Yay! I shall watch! After I catch up on the OC, and if my Netflix movies don't come, that is. I've got a tearjerker in the queue, and I'm doing laundry. I've got a strange instance of Secret Single Behavior where I sit in the middle of the living room floor, surrounded by laundry to fold, put on a sad movie, and cry and cry. It makes no sense, I know.
That sounds great, Lilty! What does making sense have to do with doing laundry?
UGH. I should never have entered the house buying process when my work schedule is so fucking inflexible. I know that things get pushed back, and fucked up, and delayed.

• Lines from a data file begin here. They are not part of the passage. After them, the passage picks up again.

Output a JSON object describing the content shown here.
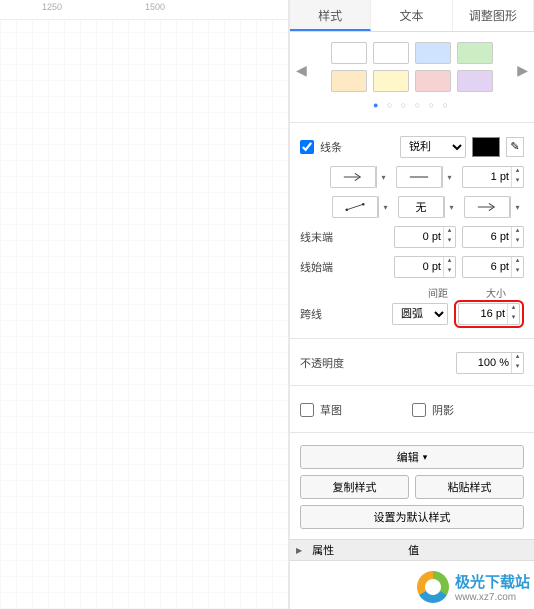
{
  "canvas": {
    "ruler_marks": [
      "1250",
      "1500"
    ]
  },
  "tabs": {
    "style": "样式",
    "text": "文本",
    "adjust": "调整图形",
    "active": "样式"
  },
  "swatches": {
    "row1": [
      "#ffffff",
      "#ffffff",
      "#cfe3ff",
      "#cdeec5"
    ],
    "row2": [
      "#fde9c4",
      "#fff6c9",
      "#f7d2d2",
      "#e3d3f2"
    ]
  },
  "line": {
    "label": "线条",
    "sharp": "锐利",
    "width_value": "1 pt",
    "style_none": "无"
  },
  "line_end": {
    "label": "线末端",
    "val1": "0 pt",
    "val2": "6 pt"
  },
  "line_start": {
    "label": "线始端",
    "val1": "0 pt",
    "val2": "6 pt"
  },
  "spacing_size": {
    "spacing": "间距",
    "size": "大小"
  },
  "cross_line": {
    "label": "跨线",
    "arc": "圆弧",
    "size": "16 pt"
  },
  "opacity": {
    "label": "不透明度",
    "value": "100 %"
  },
  "sketch": {
    "label": "草图"
  },
  "shadow": {
    "label": "阴影"
  },
  "edit": {
    "edit_btn": "编辑",
    "copy_style": "复制样式",
    "paste_style": "粘贴样式",
    "set_default": "设置为默认样式"
  },
  "props": {
    "attr": "属性",
    "value": "值"
  },
  "watermark": {
    "title": "极光下载站",
    "url": "www.xz7.com"
  }
}
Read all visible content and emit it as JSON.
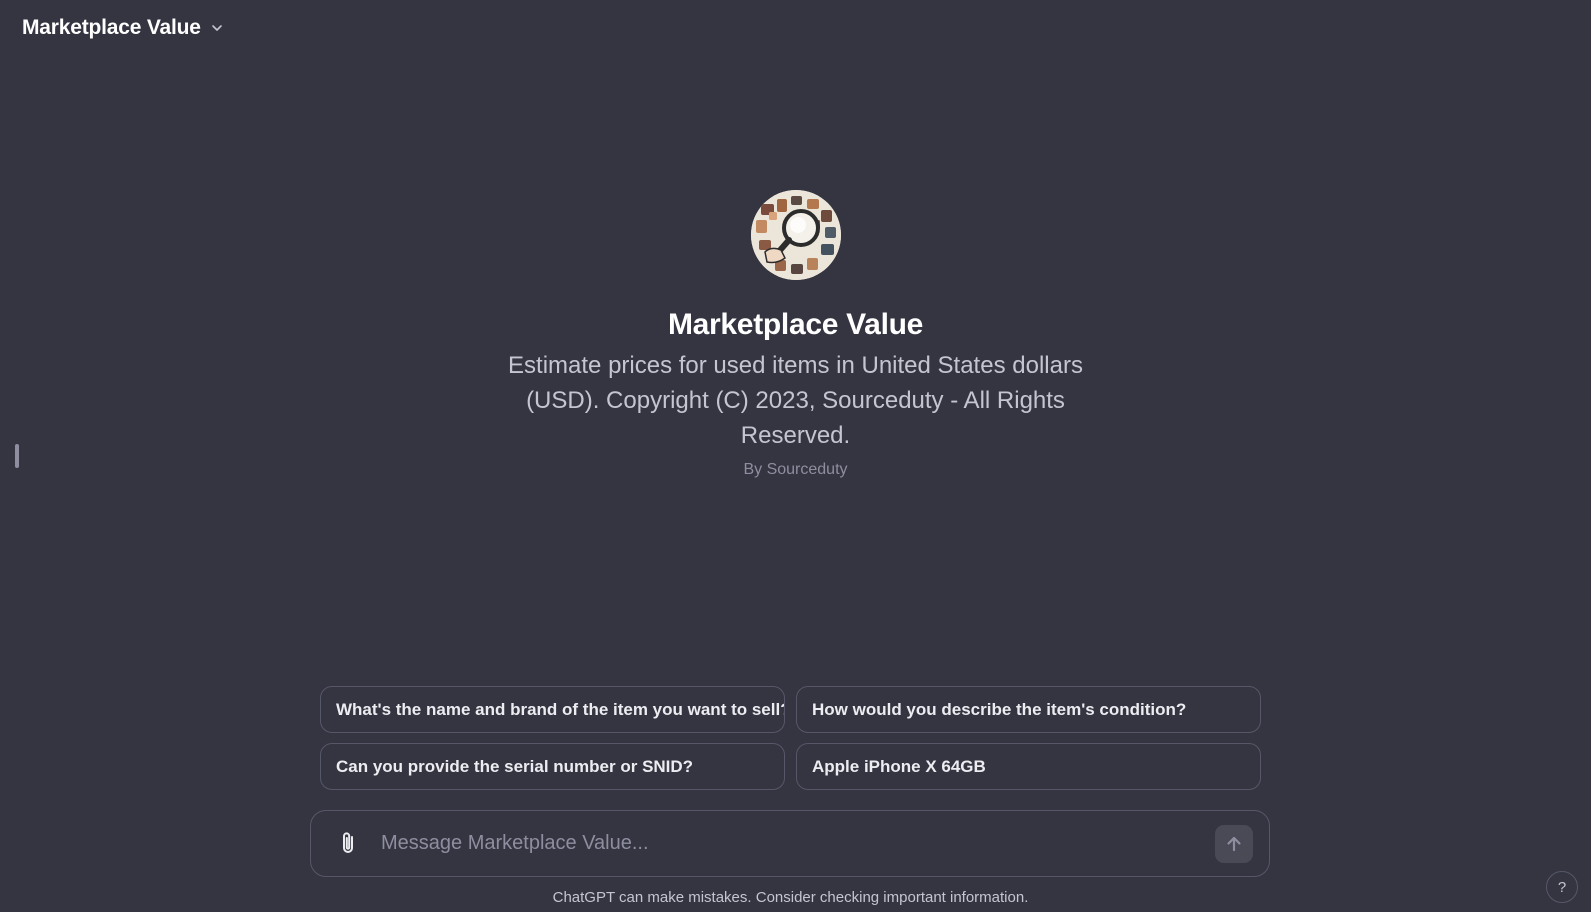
{
  "header": {
    "title": "Marketplace Value",
    "dropdown_icon": "chevron-down-icon"
  },
  "gpt": {
    "avatar_icon": "magnifying-glass-collage-avatar",
    "name": "Marketplace Value",
    "description": "Estimate prices for used items in United States dollars (USD). Copyright (C) 2023, Sourceduty - All Rights Reserved.",
    "author": "By Sourceduty"
  },
  "starters": [
    "What's the name and brand of the item you want to sell?",
    "How would you describe the item's condition?",
    "Can you provide the serial number or SNID?",
    "Apple iPhone X 64GB"
  ],
  "composer": {
    "placeholder": "Message Marketplace Value...",
    "value": "",
    "attach_icon": "paperclip-icon",
    "send_icon": "arrow-up-icon"
  },
  "footer": {
    "disclaimer": "ChatGPT can make mistakes. Consider checking important information.",
    "help_label": "?"
  },
  "colors": {
    "background": "#343541",
    "border": "#565869",
    "text_primary": "#ececf1",
    "text_secondary": "#c5c5d2",
    "text_muted": "#8e8ea0",
    "send_button": "#494a56"
  }
}
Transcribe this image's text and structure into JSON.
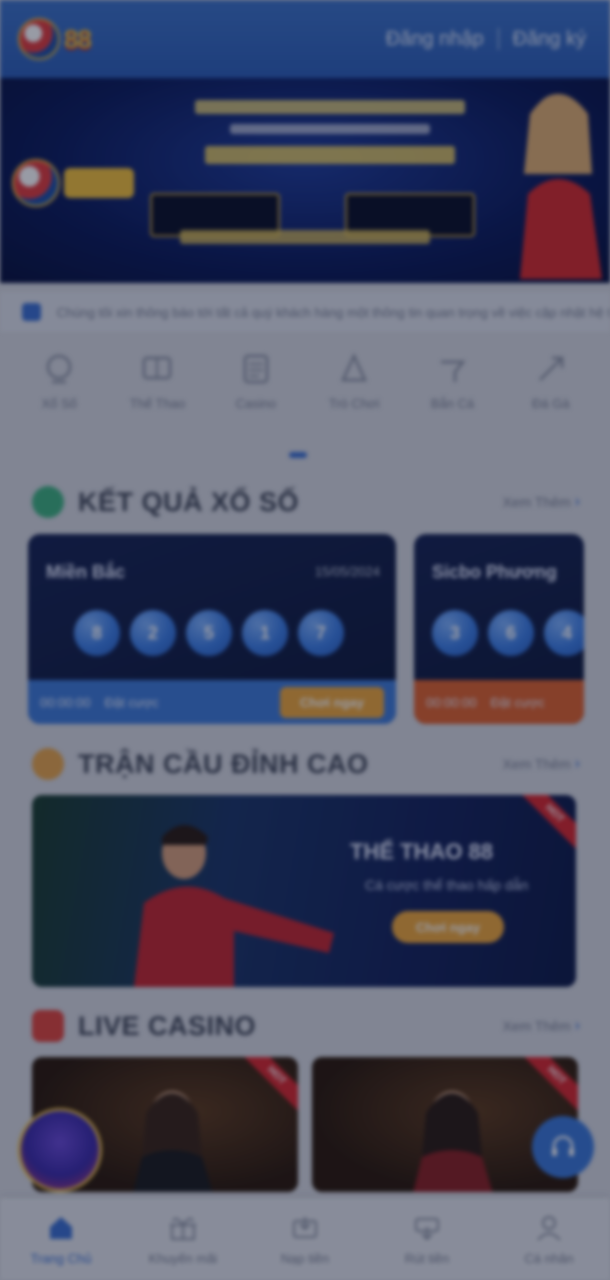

So why did I do this when I can't really swing it at work?
Long story short, no one has been able to get their heads out of their asses to get a contractor to give an estimate on the patch & point on the foundation. Even though it was agreed that was the plan of action on SUNDAY. For a FRIDAY P&S. I fucking swear. The only way to get things done right is to do them yourself. Unfortunately, doing too much stuff is about to put me in a padded cell. But JESUS.
So, I am currently listening to a fax come through to extend the P&S to Monday. I have no idea how that will affect my work day, and I'm having an anxiety attack about it.
That behavior sounds like fun.
I have equally weird behavior. Every Saturday, I clean my room to the new episode of Joan of Arcadia. It's become tradition, since I just get annoyed and pine for last season if I don't do something while watching. The only problem? My room got hideously messy during the Joan hiatus.